Avrupa Birliği, Şam'ı kıyı olaylarına karışanları hesap vermeye çağırıyor: Adalet olmadan uzlaşma yok

Avrupa Birliği, Suriye hükümetine kıyıdaki Mart olaylarıyla ilgili uluslararası soruşturma komitesinin önerilerini yerine getirmesi çağrısını yineledi ve hesap verme ile faillerin yargılanmasının gelecekteki herhangi bir uzlaşma ve istikrar için temel bir şart olduğunu vurguladı.
Avrupa Birliği'nin dış ilişkiler ve güvenlik politikası sözcüsü Anita Heiber, resmi bir açıklamada son BM raporunun yayımlanmasını memnuniyetle karşıladı ve soruşturma komitesinin uluslararası insan hakları ve insani hukukta "ağır ihlaller" olarak tanımladığı olayları belgelemedeki "sürekli çabalarını" övdü. Ayrıca, BM komitesi ile bağımsız ulusal gerçekleri araştırma komitesi arasındaki işbirliğinin devam etmesinin önemine dikkat çekti.
Heiber, Avrupa Birliği'nin Suriye'deki şiddetin artması ve toplumsal gerilimlerin yükselmesi konusundaki endişesini dile getirerek, Şam'ı acil reform adımları atmaya çağırdı. Bu adımlar arasında:
İhlallere karışan unsurların silahlarının toplanması ve terhis edilmesi.
Uluslararası standartlara uygun olarak ulusal güvenlik teşkilatının yeniden yapılandırılması.
Hukukun üstünlüğünü ve tarafsızlığı sağlamak için yargı sisteminin kapsamlı bir şekilde reforme edilmesi.

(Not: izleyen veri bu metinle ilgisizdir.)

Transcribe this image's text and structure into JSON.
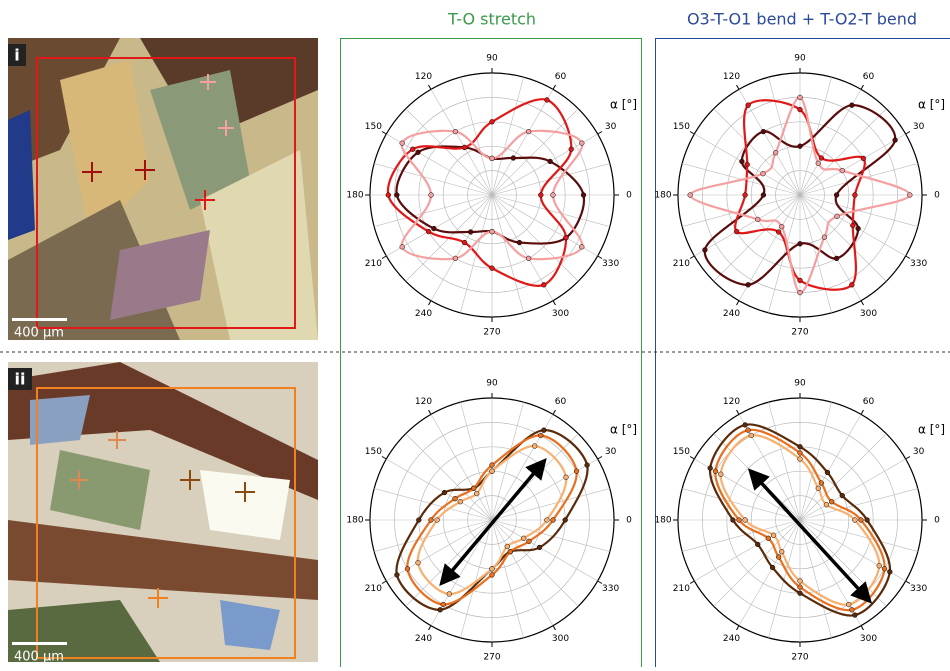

Açıklamada, "İhlalleri açık bir şekilde ele almadıkça ve faillerini yargılamadıkça uzlaşma ve istikrar sağlanamaz, ister devrilmiş sistem döneminde ister sonrasında" denildi.
Uluslararası soruşturma komitesi, 14 Ağustos'ta kıyı olaylarıyla ilgili yeni raporunu yayımladı ve bölgedeki mezhepsel şiddet dalgasının "muhtemelen savaş suçlarına" yükseldiğini belirtti; bu duruma devrilmiş sisteme bağlı unsurlar ve mevcut hükümete ait unsurlar ile sivillerin karıştığını ifade etti.
Komite, Suriye hükümetinden tüm karışanları istisnasız olarak takip etmesini ve şüphelilerin soruşturma sonuçlarını beklerken görevden alınmasını talep etti.
Avrupa Birliği, açıklamasında Suriye'de barışçıl ve kapsamlı bir geçişe yönelik herhangi bir süreci desteklemek için siyasi ve mali araçlarını kullanmaya hazır olduğunu vurguladı ve tüm iç ve dış tarafları ülkenin birliğine, egemenliğine saygı göstermeye ve tüm Suriyelilerin haklarını ayrım gözetmeksizin korumaya çağırdı.